For the foregoing reasons, the summary judgment motions of defendants Dickerson, Dunn, Wehrstein, Reavis and Sheley are granted in their entirety. 
      
      . In addition, several defendants have been dismissed from the case pursuant to settlement.
     
      
      . As I have explained previously, the "split” is the percentage of the sale price paid to the agent representing the buyer. Hackman II, 557 F.Supp.2d at 946.
     
      
      . As I noted in Hackman III, one of asserted provisions of the state statute does not have a direct counterpart in the Sherman Act. 595 F.Supp.2d at 881. At this juncture, however, both parties assume that plaintiffs' state law antitrust claims rise and fall with their federal claims, and plaintiffs raise no argument that any portion of their state claims should survive independently of their federal claims. Accordingly, my discussion of the federal statute disposes of all of Hackman's antitrust claims.
     
      
      . I note in passing that although neither party addresses the issue, I assume that there can be no conspiracy between Dickerson and its own agents, since under agency principles, the agent and the principal are treated as one entity, not as two entities acting in concert.
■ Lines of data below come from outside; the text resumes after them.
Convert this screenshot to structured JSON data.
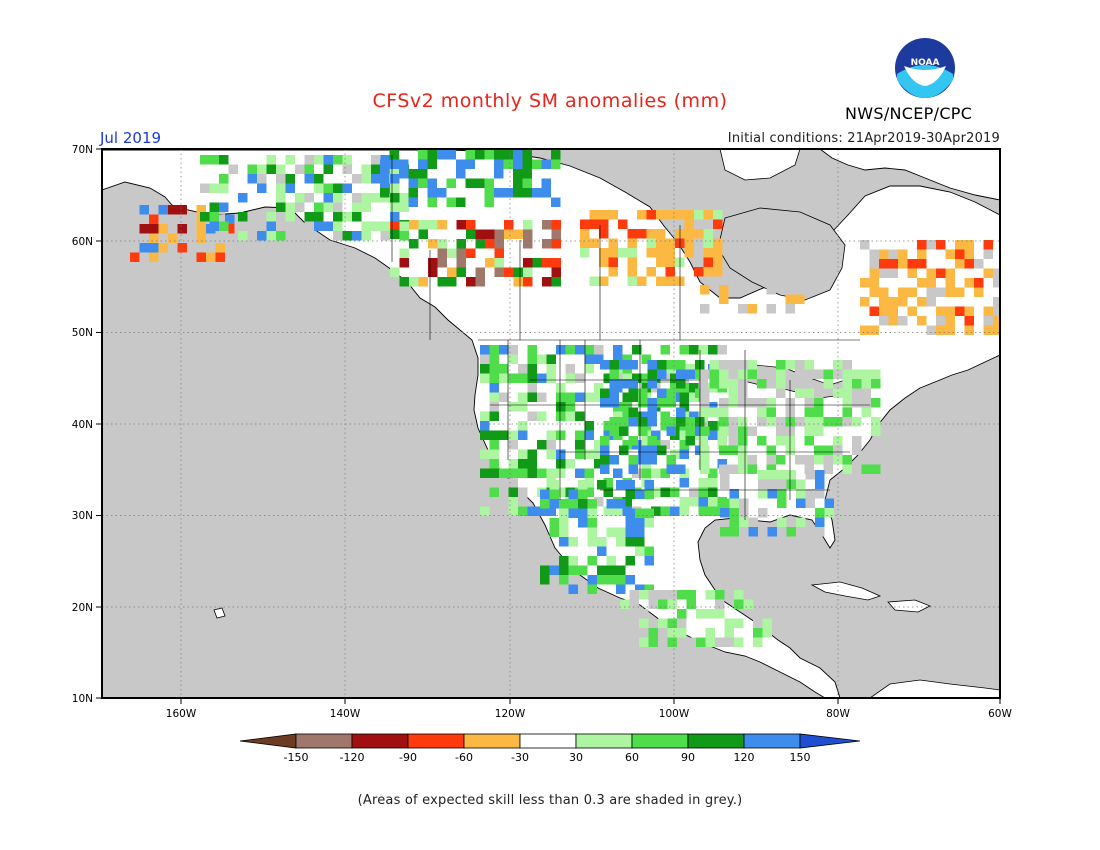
{
  "header": {
    "title": "CFSv2 monthly SM anomalies (mm)",
    "organization": "NWS/NCEP/CPC",
    "logo_text": "NOAA",
    "month": "Jul 2019",
    "initial_conditions": "Initial conditions: 21Apr2019-30Apr2019"
  },
  "map": {
    "lat_labels": [
      "70N",
      "60N",
      "50N",
      "40N",
      "30N",
      "20N",
      "10N"
    ],
    "lon_labels": [
      "160W",
      "140W",
      "120W",
      "100W",
      "80W",
      "60W"
    ],
    "lat_range": [
      10,
      70
    ],
    "lon_range": [
      -171,
      -60
    ],
    "ocean_color": "#c8c8c8",
    "land_color": "#ffffff"
  },
  "colorbar": {
    "tick_labels": [
      "-150",
      "-120",
      "-90",
      "-60",
      "-30",
      "30",
      "60",
      "90",
      "120",
      "150"
    ],
    "colors": [
      "#6e3b22",
      "#a0776b",
      "#a01010",
      "#ff3a0c",
      "#fbb843",
      "#ffffff",
      "#aef5a2",
      "#4fdd4b",
      "#119a17",
      "#3e8ded",
      "#1f4fd0"
    ]
  },
  "footer": {
    "note": "(Areas of expected skill less than 0.3 are shaded in grey.)"
  }
}
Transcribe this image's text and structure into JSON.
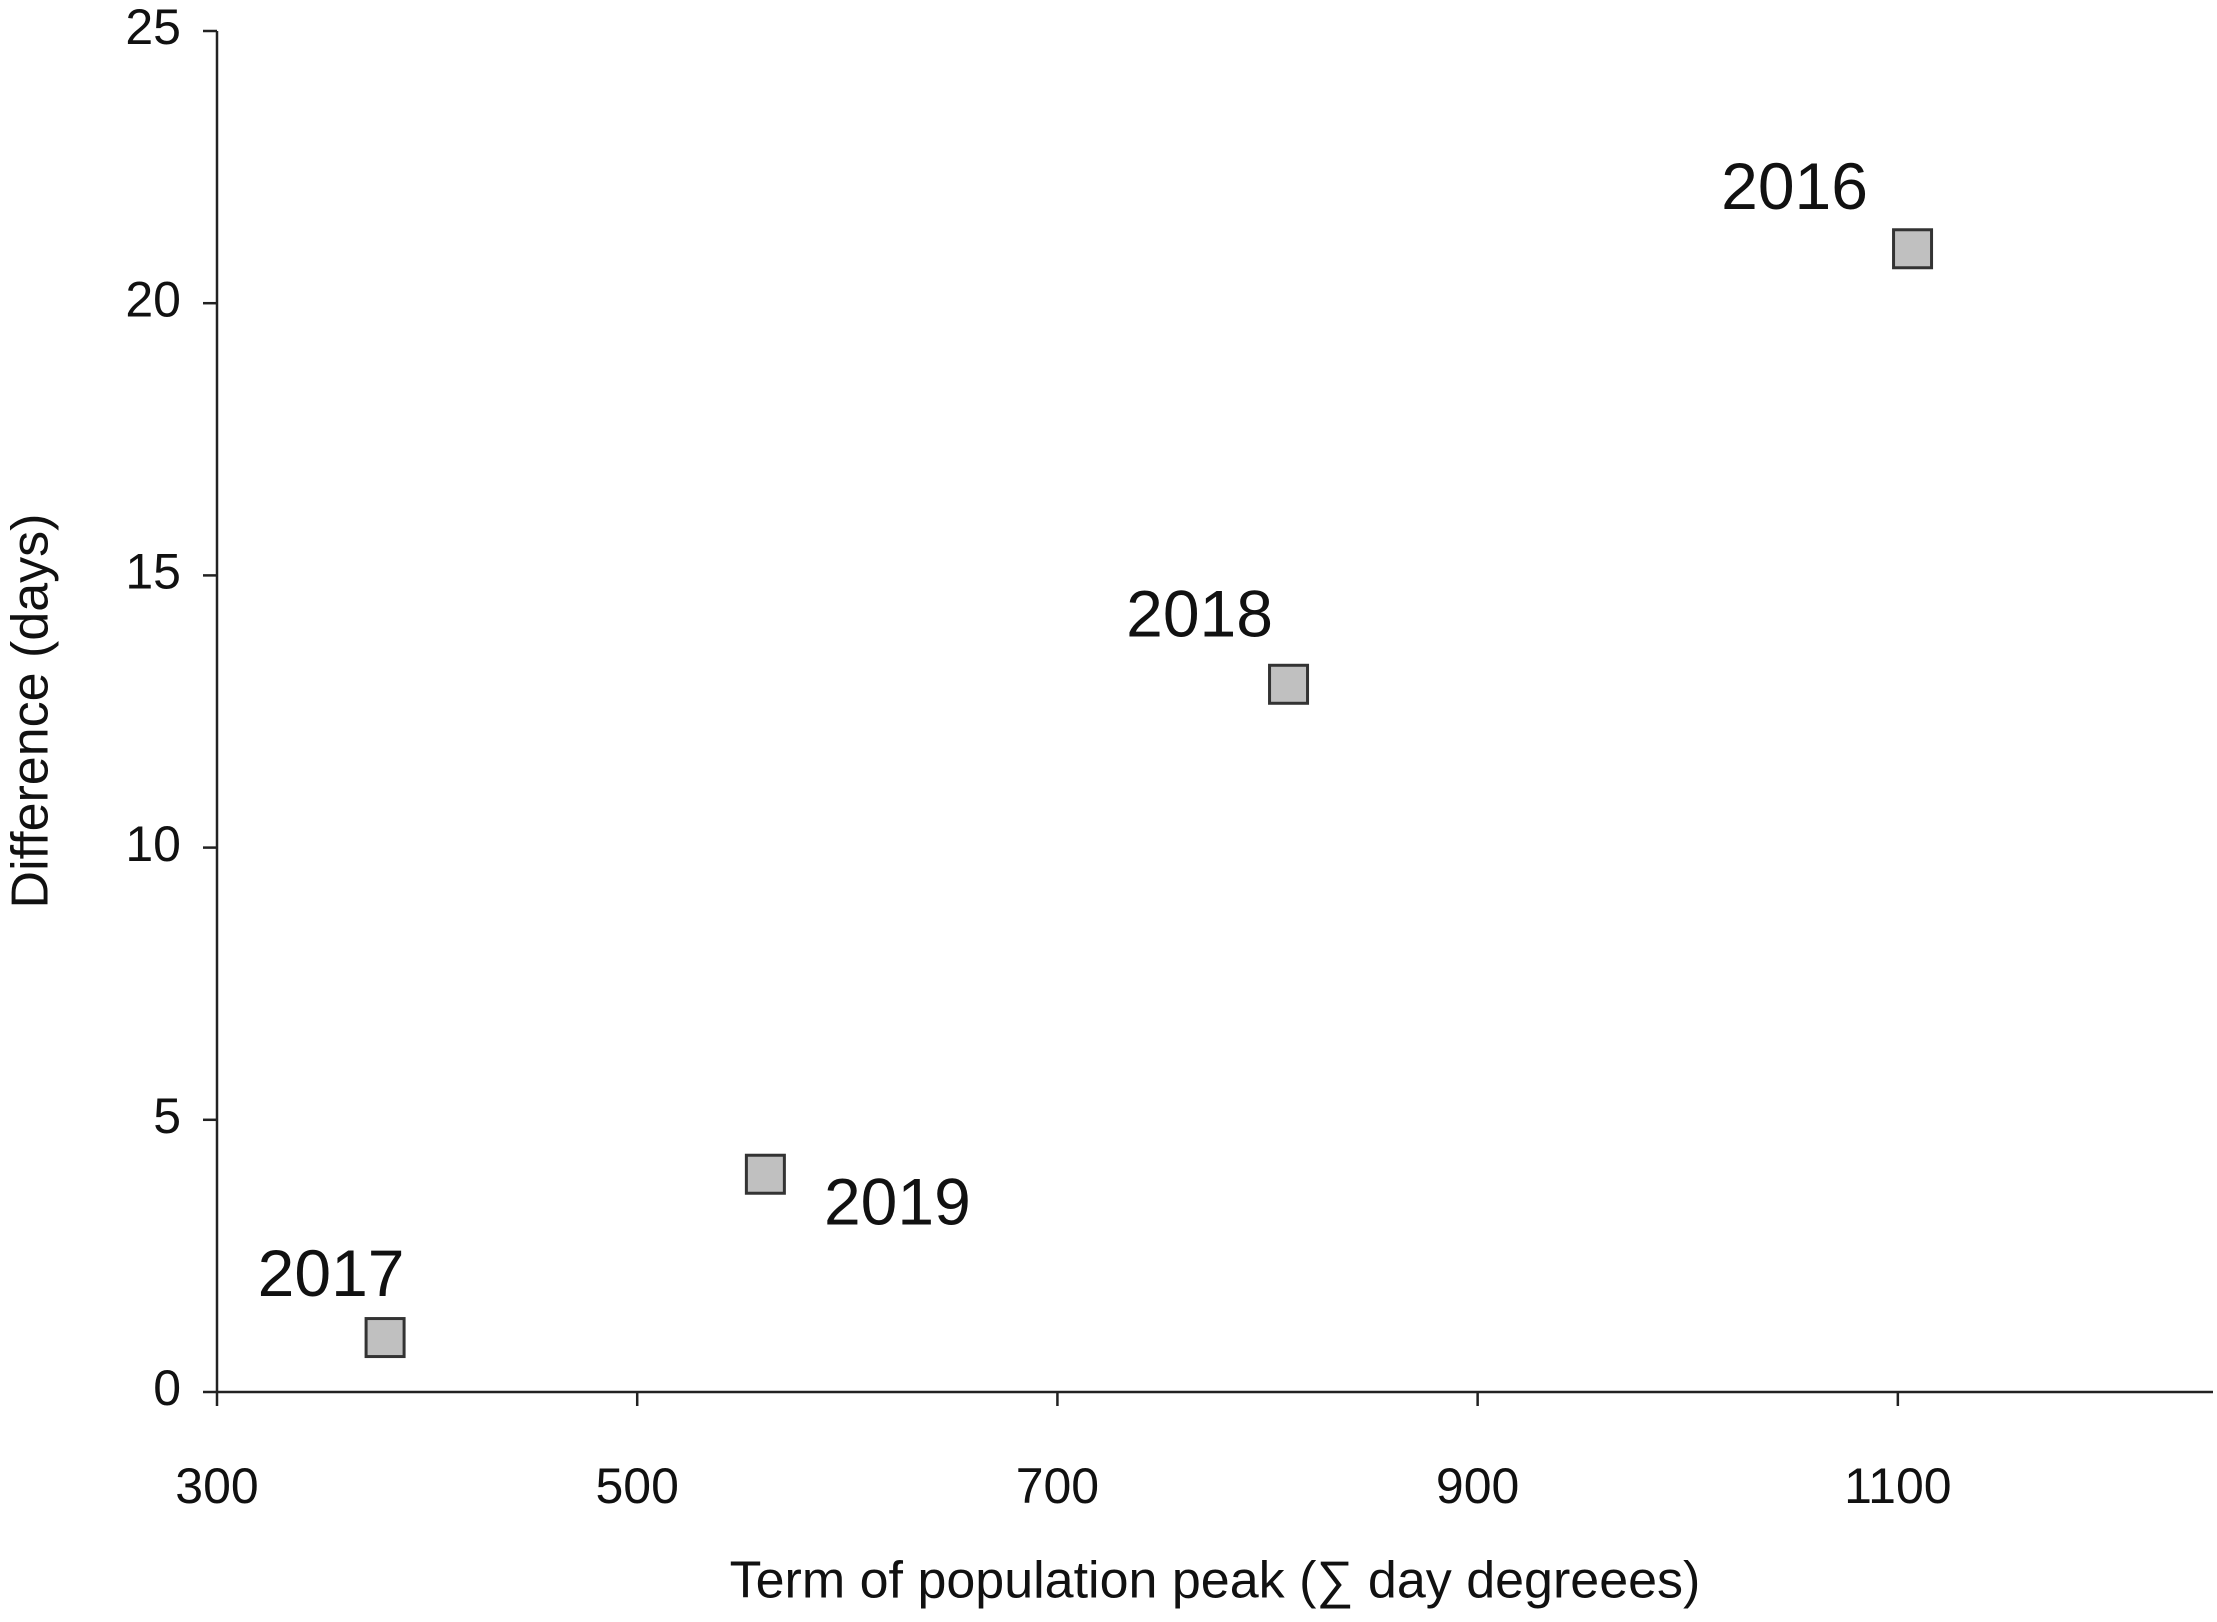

Any conspiracy presumably has to be among either Dickerson's agents acting in concert with each other but outside the scope of their agency with Dickerson, or among Dickerson or its agents and other entities or their agents.
     
      
      . Plaintiffs articulate no argument based on Endsley, but they cite the case for its statement of this standard: "The offense of monopoly under § 2 of the Sherman Act has two elements: (1) the possession of monopoly power in the relevant market and (2) the willful acquisition or maintenance of that power as distinguished from growth or development as a consequence of a superior product, business acumen, or historic accident." 230 F.3d at 283. The claim in Endsley was that the defendant, the City of Chicago, "possessed monopoly power" in violation of Section 2.
     
      
      . Hackman’s suggestion that the ethics complaint filed by Reavis was an effort of this sort is not supported by the evidence, as discussed further below.
     
      
      . I pause to note that Hackman’s repeated insistence that the one-percent letter was enforced in a particular transaction, despite his acknowledgment that although Hackman received one percent of the total commission upon the closing of that deal, it received the remainder of the advertised "split" several days later, is disingenuous. Such efforts to obscure the undisputed factual record — and there are other examples in plaintiffs’ submissions — are not well-taken.
     
      
      . Wehrstein’s putative role in the one-percent letter and in Reavis's ethics complaint cannot plausibly be considered acts in furtherance of the agreement to which Hackman claims Wehrstein admitted for many of the same reasons the evidence of Dunn’s and Reavis's roles does not support the inference of an agreement.
     
      
      . For the sake of accuracy, I note that plaintiffs sought to amend their complaint to add this individual as a defendant, but I denied the request on the ground that by the time of plaintiffs' motion, the litigation had proceeded too far to add another defendant.
     
      
      . In light of the multiple insufficiencies of Hackman’s claim, I need not examine further Hackman’s evidence and argument relating to the damages issue.
     
      
      . Plaintiffs’ antitrust claims against Dickerson — an entity that only acts through its agents — cannot survive the dismissal of these claims against the agents.